Waitresses darted between tables, trailing burning seraph wings. The obsidian floor looked like a void flecked with stars. Patrons in wolf masks sat in velvet chairs, tossing back their liquor and howling with laughter.

  Everywhere he looked, he was surrounded by gilded wolves. And for whatever reason, it made him feel perfectly at home. Wolves were everywhere. In politics, on thrones, in beds. They cut their teeth on history and grew fat on war. Not that Séverin was complaining. It was just that, like other wolves, he wanted his share.

  Tomorrow, he would have it.

  At the center of the room near the stage, Enrique and Hypnos waved them down. Séverin made his way over and sank into the armchair.

  “Where’s Zofia?”

  “She decided not to come for some reason,” said Hypnos.

  The corner of Enrique’s mouth tugged down for an instant, but he quickly hid it in a smile.

  “More strawberries for me,” he said, reaching for the silver bowl full of sweets. “Also. You’re late. You’re lucky L’Énigme’s performance got moved to a later slot.”

  “What?” snapped Séverin.

  He’d timed their arrival precisely so they would miss her performance. When Laila danced, he felt like everyone else in the room when they watched her. As if his soul’s salvation balanced on the turn of her wrist, the lift of her chin. He couldn’t go through that again.

  “Why?” he asked.

  Enrique shrugged. Even behind his mask, Séverin thought his gaze was a little too knowing. “Ask her yourself.”

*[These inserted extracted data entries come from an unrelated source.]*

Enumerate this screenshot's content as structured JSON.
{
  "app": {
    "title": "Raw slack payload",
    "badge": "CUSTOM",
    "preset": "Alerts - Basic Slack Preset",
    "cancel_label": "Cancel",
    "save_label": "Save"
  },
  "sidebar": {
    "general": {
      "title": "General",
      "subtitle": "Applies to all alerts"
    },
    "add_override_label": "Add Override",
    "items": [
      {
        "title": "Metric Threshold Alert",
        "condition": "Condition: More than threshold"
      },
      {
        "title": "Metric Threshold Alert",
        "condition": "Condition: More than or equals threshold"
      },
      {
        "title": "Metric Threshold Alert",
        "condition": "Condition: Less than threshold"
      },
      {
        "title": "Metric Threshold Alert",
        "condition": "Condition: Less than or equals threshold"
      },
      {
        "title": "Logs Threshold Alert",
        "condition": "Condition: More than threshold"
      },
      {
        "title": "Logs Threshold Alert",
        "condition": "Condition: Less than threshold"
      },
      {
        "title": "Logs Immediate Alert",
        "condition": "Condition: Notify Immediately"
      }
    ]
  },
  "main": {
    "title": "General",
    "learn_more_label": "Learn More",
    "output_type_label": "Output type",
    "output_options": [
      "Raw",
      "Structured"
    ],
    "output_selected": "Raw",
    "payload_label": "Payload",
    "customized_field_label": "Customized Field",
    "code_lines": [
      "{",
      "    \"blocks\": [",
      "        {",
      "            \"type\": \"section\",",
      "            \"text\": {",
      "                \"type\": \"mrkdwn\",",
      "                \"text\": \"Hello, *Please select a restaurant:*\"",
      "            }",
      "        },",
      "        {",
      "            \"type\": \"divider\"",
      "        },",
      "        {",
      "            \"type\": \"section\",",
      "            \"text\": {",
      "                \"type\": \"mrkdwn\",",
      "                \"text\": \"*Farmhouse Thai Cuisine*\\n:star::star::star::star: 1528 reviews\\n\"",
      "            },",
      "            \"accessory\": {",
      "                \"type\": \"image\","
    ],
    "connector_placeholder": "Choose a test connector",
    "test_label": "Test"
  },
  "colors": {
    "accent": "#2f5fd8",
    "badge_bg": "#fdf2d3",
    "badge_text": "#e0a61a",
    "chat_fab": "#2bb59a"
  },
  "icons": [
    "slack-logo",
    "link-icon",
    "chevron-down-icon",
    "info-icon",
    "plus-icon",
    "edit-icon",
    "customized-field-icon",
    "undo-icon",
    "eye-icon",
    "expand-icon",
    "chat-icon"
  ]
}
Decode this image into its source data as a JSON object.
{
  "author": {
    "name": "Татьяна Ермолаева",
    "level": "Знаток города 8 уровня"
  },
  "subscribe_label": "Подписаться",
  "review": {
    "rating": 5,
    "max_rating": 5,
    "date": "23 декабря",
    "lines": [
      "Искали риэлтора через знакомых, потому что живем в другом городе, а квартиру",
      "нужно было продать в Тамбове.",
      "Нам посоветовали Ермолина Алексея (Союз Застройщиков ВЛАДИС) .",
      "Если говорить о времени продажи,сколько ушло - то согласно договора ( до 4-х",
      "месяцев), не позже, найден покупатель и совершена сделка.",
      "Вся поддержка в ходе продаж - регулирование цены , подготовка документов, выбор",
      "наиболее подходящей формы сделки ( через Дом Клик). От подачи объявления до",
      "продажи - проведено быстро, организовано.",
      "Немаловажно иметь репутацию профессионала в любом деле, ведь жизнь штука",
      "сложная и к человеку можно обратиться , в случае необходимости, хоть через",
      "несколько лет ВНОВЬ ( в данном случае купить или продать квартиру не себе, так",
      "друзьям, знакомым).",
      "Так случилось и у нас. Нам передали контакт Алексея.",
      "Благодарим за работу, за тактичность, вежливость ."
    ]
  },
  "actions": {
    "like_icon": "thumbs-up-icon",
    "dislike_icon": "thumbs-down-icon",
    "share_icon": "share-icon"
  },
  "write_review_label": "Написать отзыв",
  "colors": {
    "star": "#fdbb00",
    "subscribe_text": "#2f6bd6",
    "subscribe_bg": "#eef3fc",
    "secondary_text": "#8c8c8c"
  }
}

  Too late, he saw her walking toward them. Unlike the others, she wore no wolf mask but a white headdress fixed with several white peacock feathers. A dress the color of moonlight clung to her. Heads turned when she walked. She smiled radiantly, and for good reason. According to Hypnos, they might have a lead on the ancient book she’d been searching for these past two years. She might finally have a way out of Paris.